May 8, 2017 - Energy & Environment
Column / Harder Line

Washington's broken climate debate

Rebecca Zisser / Axios

Washington is a mess when it comes to climate change, split in two mutually exclusive groups of people: those who think the issue is the most urgent problem facing the world and those who refuse to acknowledge it's a problem at all.

Why it matters: Dealing with climate change should be a priority for the U.S. government, but it's impossible with two sides that don't even agree on the terms of the debate. Congress hasn't seriously considered a climate bill since 2010, the last time any sizable group of congressional Republicans were willing to talk openly about addressing the issue. Meanwhile, outside of the beltway, concern about climate change is at record highs, according to a March Gallup poll.

The two sides:

  • The right: President Trump, his EPA administrator and almost all congressional Republicans refuse to publicly acknowledge that climate change is a problem. This position, fueled in part over the last seven years by deep-pocketed conservative advocacy groups and fossil-fuel companies, is becoming less common among everyone except elected Republicans. For example, most fossil-fuel companies are joining the rest of corporate America in backing global climate policy.
  • The left: Many of the most influential Democratic and environmental groups, including at times the Obama administration, have pushed agendas that exclude conservatives who also want action on climate change. They do this by pursuing policies that focus almost entirely on renewable energy at the exclusion of other sources that are cleaner than traditional fossil fuels, including nuclear power and coal using technology capturing the carbon emitted. Political backers of climate action often downplay any uncertainty and play up potential catastrophic outcomes.

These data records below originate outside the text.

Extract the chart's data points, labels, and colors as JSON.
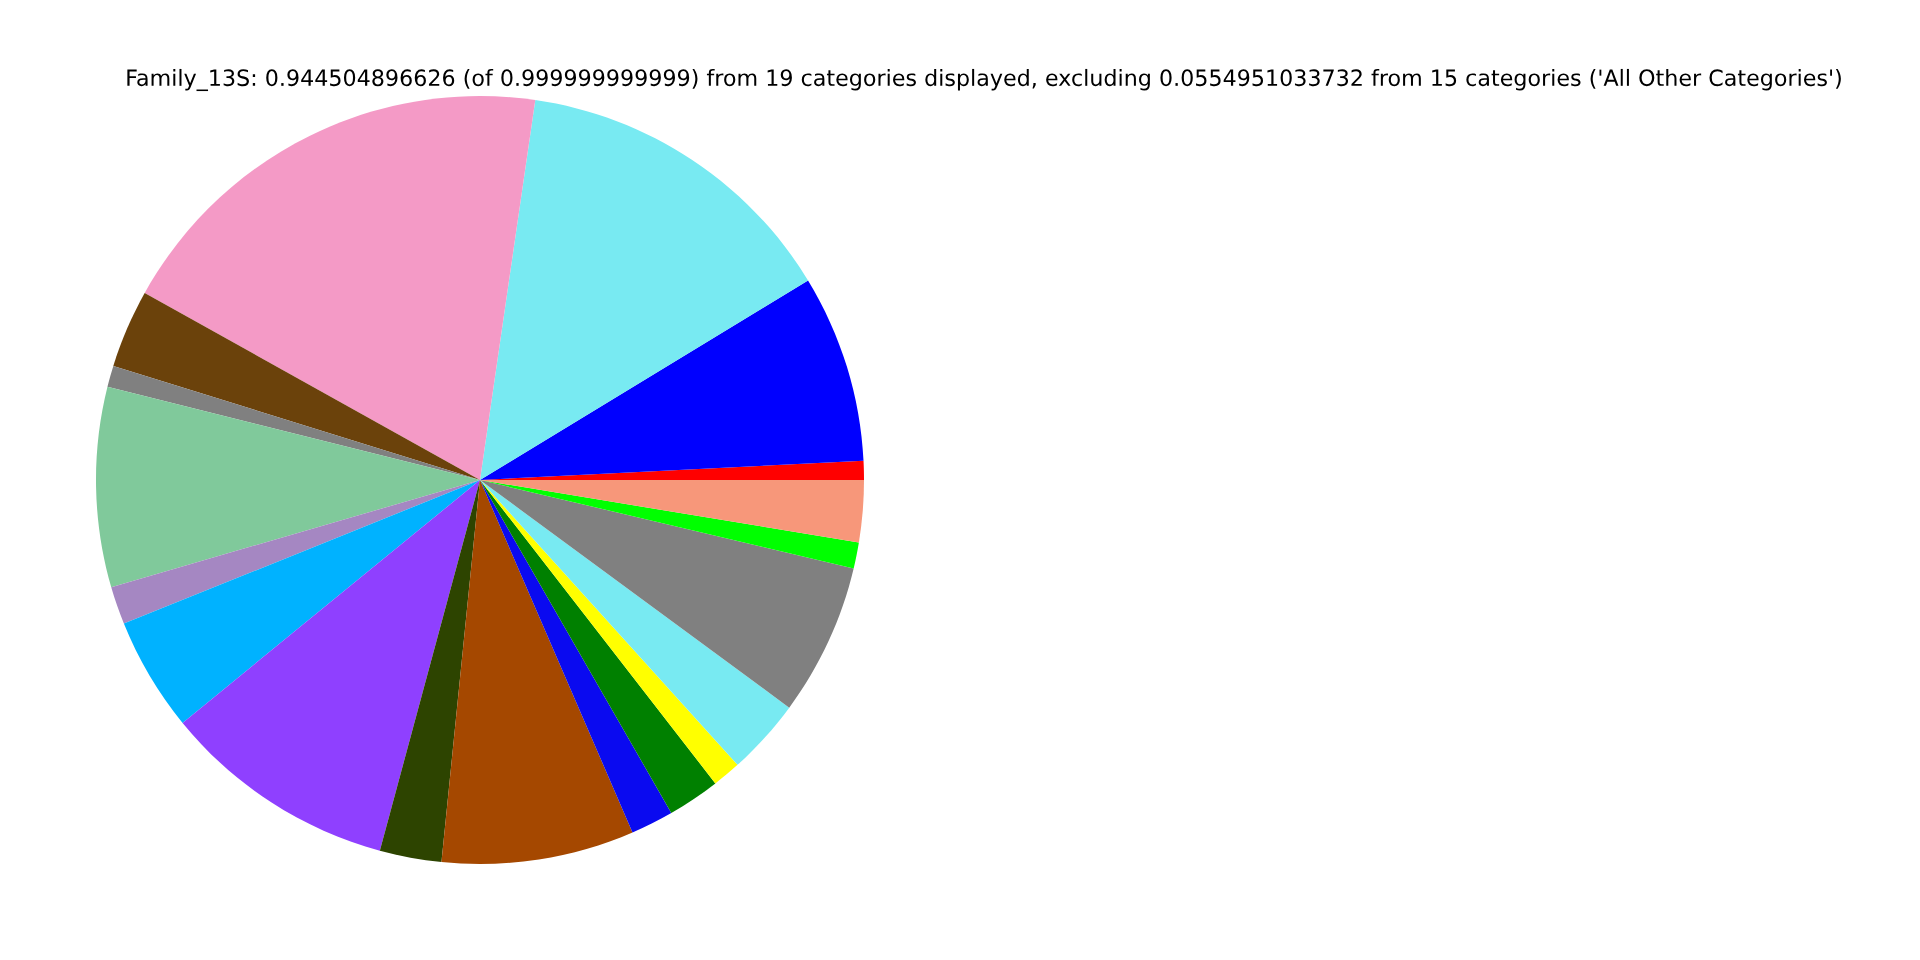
{
  "chart_data": {
    "type": "pie",
    "title": "Family_13S: 0.944504896626 (of 0.999999999999) from 19 categories displayed, excluding 0.0554951033732 from 15 categories ('All Other Categories')",
    "categories": [
      null,
      null,
      null,
      null,
      null,
      null,
      null,
      null,
      null,
      null,
      null,
      null,
      null,
      null,
      null,
      null,
      null,
      null,
      null
    ],
    "values": [
      0.8,
      7.9,
      14.0,
      19.2,
      3.3,
      0.9,
      8.4,
      1.6,
      4.8,
      9.9,
      2.6,
      8.1,
      1.8,
      2.2,
      1.2,
      3.2,
      6.4,
      1.1,
      2.6
    ],
    "colors": [
      "#ff0000",
      "#0000ff",
      "#78eaf2",
      "#f49ac6",
      "#6b420b",
      "#808080",
      "#80c99b",
      "#a587c2",
      "#00b2ff",
      "#8f40ff",
      "#2d4400",
      "#a54800",
      "#0a0af0",
      "#008000",
      "#ffff00",
      "#78eaf2",
      "#808080",
      "#00ff00",
      "#f7977a"
    ]
  }
}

Here's how the divide plays out: The first New York Times column by Bret Stephens, who left The Wall Street Journal opinion pages, articulated a common conservative viewpoint on climate change that leaders on the left pushing the climate agenda refuse to acknowledge uncertainty inherent in climate science (Stephens himself has shifted from outright dismissing the entire issue to questioning the certainty of long-term projections). The piece set off a firestorm of angry responses from progressives and some of the world's most well-known climate scientists.

Stephens accepted the scientific consensus that human activity is driving climate change, but he characterized the uncertainty and what that means in a less pressing manner than most scientists do. Many people in this country share Stephens' viewpoint.

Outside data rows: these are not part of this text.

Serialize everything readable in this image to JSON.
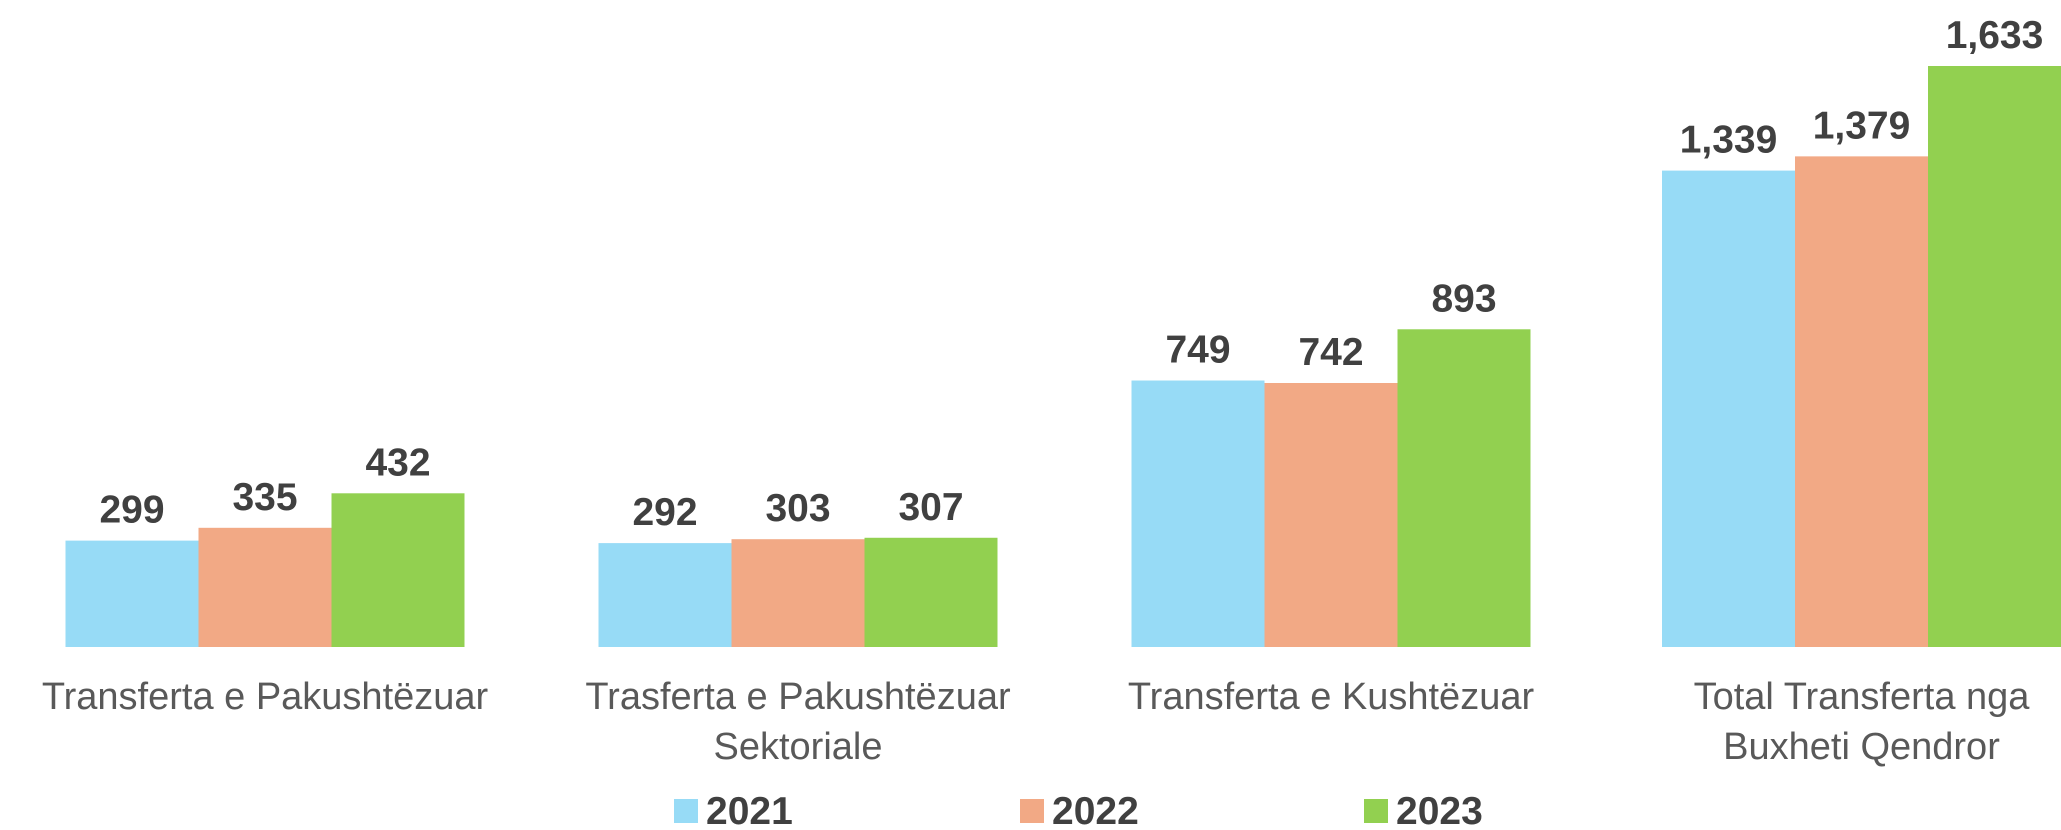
{
  "chart_data": {
    "type": "bar",
    "categories": [
      "Transferta e Pakushtëzuar",
      "Trasferta e Pakushtëzuar Sektoriale",
      "Transferta e Kushtëzuar",
      "Total Transferta nga Buxheti Qendror"
    ],
    "series": [
      {
        "name": "2021",
        "color": "#97dbf6",
        "values": [
          299,
          292,
          749,
          1339
        ],
        "value_labels": [
          "299",
          "292",
          "749",
          "1,339"
        ]
      },
      {
        "name": "2022",
        "color": "#f2a985",
        "values": [
          335,
          303,
          742,
          1379
        ],
        "value_labels": [
          "335",
          "303",
          "742",
          "1,379"
        ]
      },
      {
        "name": "2023",
        "color": "#92d050",
        "values": [
          432,
          307,
          893,
          1633
        ],
        "value_labels": [
          "432",
          "307",
          "893",
          "1,633"
        ]
      }
    ]
  }
}
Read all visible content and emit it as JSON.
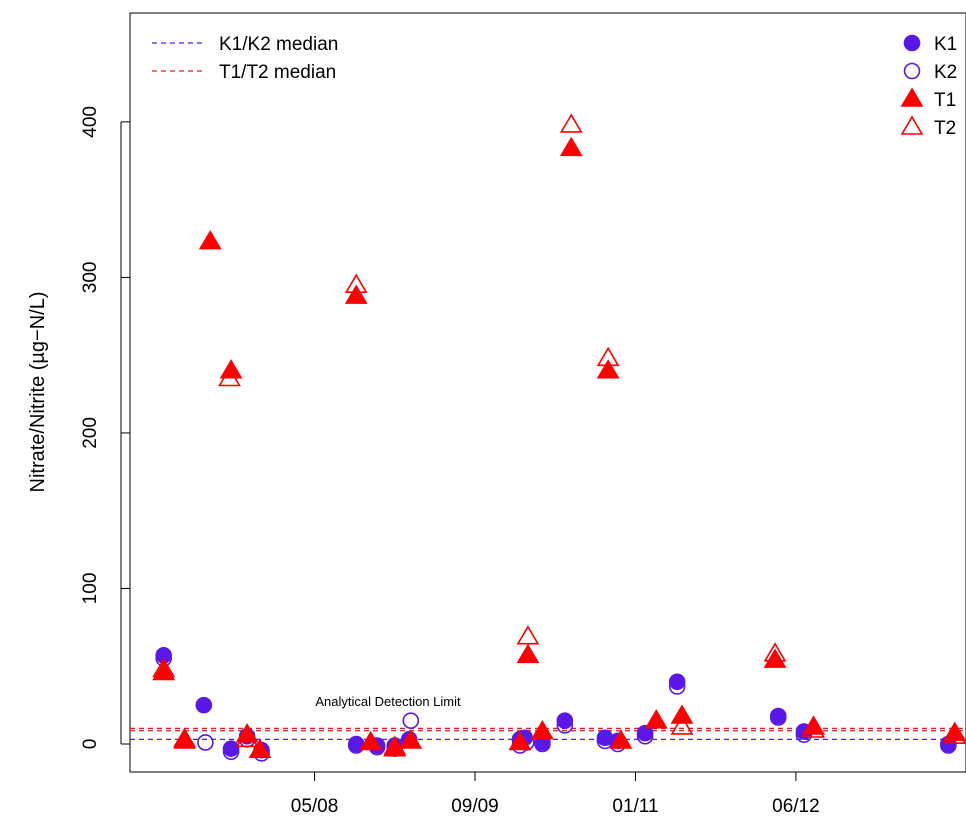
{
  "chart_data": {
    "type": "scatter",
    "ylabel": "Nitrate/Nitrite (µg−N/L)",
    "xlabel": "",
    "x_ticks": [
      {
        "label": "05/08",
        "x": 200
      },
      {
        "label": "09/09",
        "x": 300
      },
      {
        "label": "01/11",
        "x": 400
      },
      {
        "label": "06/12",
        "x": 500
      }
    ],
    "xlim": [
      85,
      606
    ],
    "ylim": [
      -18,
      470
    ],
    "y_ticks": [
      0,
      100,
      200,
      300,
      400
    ],
    "legend_position": "top-right",
    "annotation": "Analytical Detection Limit",
    "series": [
      {
        "name": "K1",
        "marker": "filled-circle",
        "color": "#5a18e8",
        "points": [
          [
            106,
            57
          ],
          [
            131,
            25
          ],
          [
            148,
            -3
          ],
          [
            158,
            5
          ],
          [
            167,
            -4
          ],
          [
            226,
            0
          ],
          [
            239,
            -1
          ],
          [
            250,
            -1
          ],
          [
            259,
            3
          ],
          [
            328,
            3
          ],
          [
            331,
            4
          ],
          [
            342,
            1
          ],
          [
            356,
            15
          ],
          [
            381,
            4
          ],
          [
            389,
            2
          ],
          [
            406,
            7
          ],
          [
            426,
            40
          ],
          [
            489,
            18
          ],
          [
            505,
            8
          ],
          [
            595,
            0
          ]
        ]
      },
      {
        "name": "K2",
        "marker": "open-circle",
        "color": "#5a18e8",
        "points": [
          [
            106,
            55
          ],
          [
            132,
            1
          ],
          [
            148,
            -5
          ],
          [
            158,
            3
          ],
          [
            167,
            -6
          ],
          [
            226,
            -1
          ],
          [
            239,
            -2
          ],
          [
            250,
            -3
          ],
          [
            260,
            15
          ],
          [
            328,
            -1
          ],
          [
            332,
            1
          ],
          [
            342,
            0
          ],
          [
            356,
            12
          ],
          [
            381,
            2
          ],
          [
            389,
            0
          ],
          [
            406,
            5
          ],
          [
            426,
            37
          ],
          [
            489,
            17
          ],
          [
            505,
            6
          ],
          [
            595,
            -1
          ]
        ]
      },
      {
        "name": "T1",
        "marker": "filled-triangle",
        "color": "#ff0000",
        "points": [
          [
            106,
            46
          ],
          [
            119,
            2
          ],
          [
            135,
            323
          ],
          [
            148,
            240
          ],
          [
            158,
            6
          ],
          [
            166,
            -4
          ],
          [
            226,
            288
          ],
          [
            235,
            1
          ],
          [
            250,
            -3
          ],
          [
            260,
            2
          ],
          [
            328,
            1
          ],
          [
            333,
            57
          ],
          [
            342,
            8
          ],
          [
            360,
            383
          ],
          [
            383,
            240
          ],
          [
            391,
            2
          ],
          [
            413,
            15
          ],
          [
            429,
            18
          ],
          [
            487,
            54
          ],
          [
            511,
            11
          ],
          [
            599,
            7
          ]
        ]
      },
      {
        "name": "T2",
        "marker": "open-triangle",
        "color": "#ff0000",
        "points": [
          [
            106,
            48
          ],
          [
            119,
            3
          ],
          [
            147,
            235
          ],
          [
            158,
            3
          ],
          [
            226,
            295
          ],
          [
            250,
            -2
          ],
          [
            333,
            69
          ],
          [
            360,
            398
          ],
          [
            383,
            248
          ],
          [
            429,
            11
          ],
          [
            487,
            58
          ],
          [
            511,
            9
          ],
          [
            599,
            5
          ]
        ]
      }
    ],
    "reference_lines": [
      {
        "name": "K1/K2 median",
        "y": 3,
        "color": "#5a18e8",
        "style": "dashed"
      },
      {
        "name": "T1/T2 median",
        "y": 10,
        "color": "#d42020",
        "style": "dashed"
      },
      {
        "name": "T1/T2 median",
        "y": 8.5,
        "color": "#d42020",
        "style": "dashed"
      }
    ]
  }
}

A lot of people, including some who voted Trump into office and others elected to Congress, are reflexively skeptical about constant warnings of certain catastrophic doom if the world doesn't immediately stop burning fossil fuels. Ignoring, belittling or bashing viewpoints like the one Stephens presented won't change anyone's minds, no matter what the facts of climate science say. More to the point, it won't get you anywhere in this Republican-run Washington.

"My frustration with liberals is my perception that they'd rather be right than effective," said Ed Maibach, an expert on climate-change communication at George Mason University who considers himself a liberal.

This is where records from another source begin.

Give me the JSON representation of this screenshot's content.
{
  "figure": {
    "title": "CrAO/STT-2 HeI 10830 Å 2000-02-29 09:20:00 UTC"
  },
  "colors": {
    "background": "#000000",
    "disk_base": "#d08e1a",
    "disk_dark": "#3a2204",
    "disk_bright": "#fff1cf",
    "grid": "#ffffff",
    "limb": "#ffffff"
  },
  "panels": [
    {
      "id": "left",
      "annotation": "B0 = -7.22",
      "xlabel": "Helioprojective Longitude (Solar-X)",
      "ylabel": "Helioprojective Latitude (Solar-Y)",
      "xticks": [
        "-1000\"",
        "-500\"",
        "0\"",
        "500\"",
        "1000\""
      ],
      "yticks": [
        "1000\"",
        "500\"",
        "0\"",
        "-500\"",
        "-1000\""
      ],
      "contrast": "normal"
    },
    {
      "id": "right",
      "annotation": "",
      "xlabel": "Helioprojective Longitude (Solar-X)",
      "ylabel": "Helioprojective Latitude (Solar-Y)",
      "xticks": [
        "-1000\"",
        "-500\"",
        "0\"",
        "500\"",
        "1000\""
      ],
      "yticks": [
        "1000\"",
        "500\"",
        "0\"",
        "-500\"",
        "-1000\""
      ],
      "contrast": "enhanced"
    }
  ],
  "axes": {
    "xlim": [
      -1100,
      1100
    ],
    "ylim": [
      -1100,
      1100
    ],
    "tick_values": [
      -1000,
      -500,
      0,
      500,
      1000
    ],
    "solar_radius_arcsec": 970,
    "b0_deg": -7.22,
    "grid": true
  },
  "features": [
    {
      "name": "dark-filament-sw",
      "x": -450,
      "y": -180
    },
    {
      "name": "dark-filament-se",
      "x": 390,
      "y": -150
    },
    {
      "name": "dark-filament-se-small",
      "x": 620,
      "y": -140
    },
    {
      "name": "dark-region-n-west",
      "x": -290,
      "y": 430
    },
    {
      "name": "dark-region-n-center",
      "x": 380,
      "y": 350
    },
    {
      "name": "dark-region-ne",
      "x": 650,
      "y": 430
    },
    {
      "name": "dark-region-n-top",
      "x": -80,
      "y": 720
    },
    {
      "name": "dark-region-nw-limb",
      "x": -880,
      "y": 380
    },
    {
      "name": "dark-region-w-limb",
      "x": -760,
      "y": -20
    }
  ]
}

What's next? The two sides still aren't talking much at all, especially not publicly, but there are some small efforts to get Washington's climate debate unstuck:

  • About 20 congressional Republicans (roughly 8% of the House GOP) have joined a bipartisan group created last year in Congress backing action on climate. Some members of that group introduced a bill last week creating a panel of lawmakers to review policies to cut carbon emissions, a baby step toward any substantive climate bill.
  • A small group of conservative leaders, including top officials from the Reagan and both Bush administrations, are trying to lay the groundwork to push Congress and the Trump administration to pursue a tax on carbon emissions. Even if the group, called the Climate Leadership Council, convinces the Trump administration and at least some congressional Republicans to consider the idea of addressing climate change (a big if), it will need to then need to bridge the deep divide with liberals.

"I don't think there is any way to get where we need to be in the long-run, in 2050, on this issue with it remaining a liberal or Democratic party issue," said Noah Kaufman, an economist at the World Resources Institute, an environmental research organization.